Jeremy Lin could be a former Knick by midnight Tuesday.
The Knicks have until the end of Tuesday to decide whether to match the three-year, $25.1-million offer sheet the wildly popular Lin signed with Houston. The offer includes a $14.89-million “poison pill” in the third year that prompted Knicks All-Star Carmelo Anthony to call it a “ridiculous contract” and might make the organization cut ties with Lin.
The Knicks haven’t commented since Lin received the offer sheet, but they finalized the trade for point guard Raymond Felton Monday, which could signal the end of Lin-sanity in New York.
As of 6 p.m. Tuesday, the Knicks had still not commented. A report in the New York Times, citing an anonymous source, said the Knicks would not match the offer. As of 5 p.m., the Houston Rockets had not been informed of any decision.
The Knicks had every intention of matching offers for Lin, a restricted free agent who averaged 17.7 points and 8.2 assists in 25 starts and was even more valuable to them from a business and marketing standpoint.

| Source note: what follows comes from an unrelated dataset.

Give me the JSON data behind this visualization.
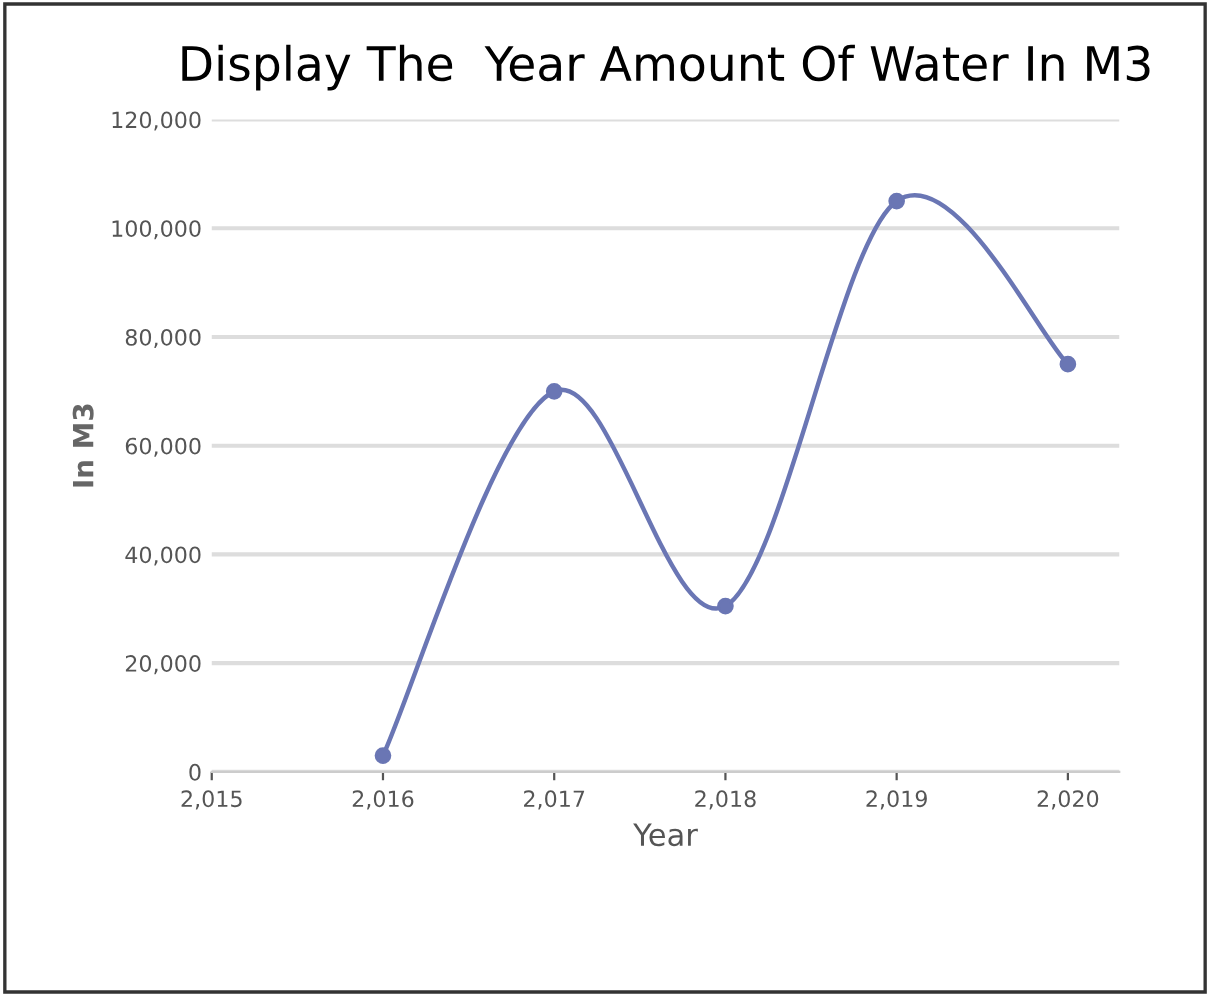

But the Knicks can’t be happy that the terms of the deal Lin originally agreed upon with Houston changed. It was a four-year, $28.8-million contract, and the fourth year was a $9.3-million team option.
Besides perhaps being upset that they were blindsided by the addition of about $5.6 million in the third year, the Knicks will face immense luxury-tax ramifications if they match.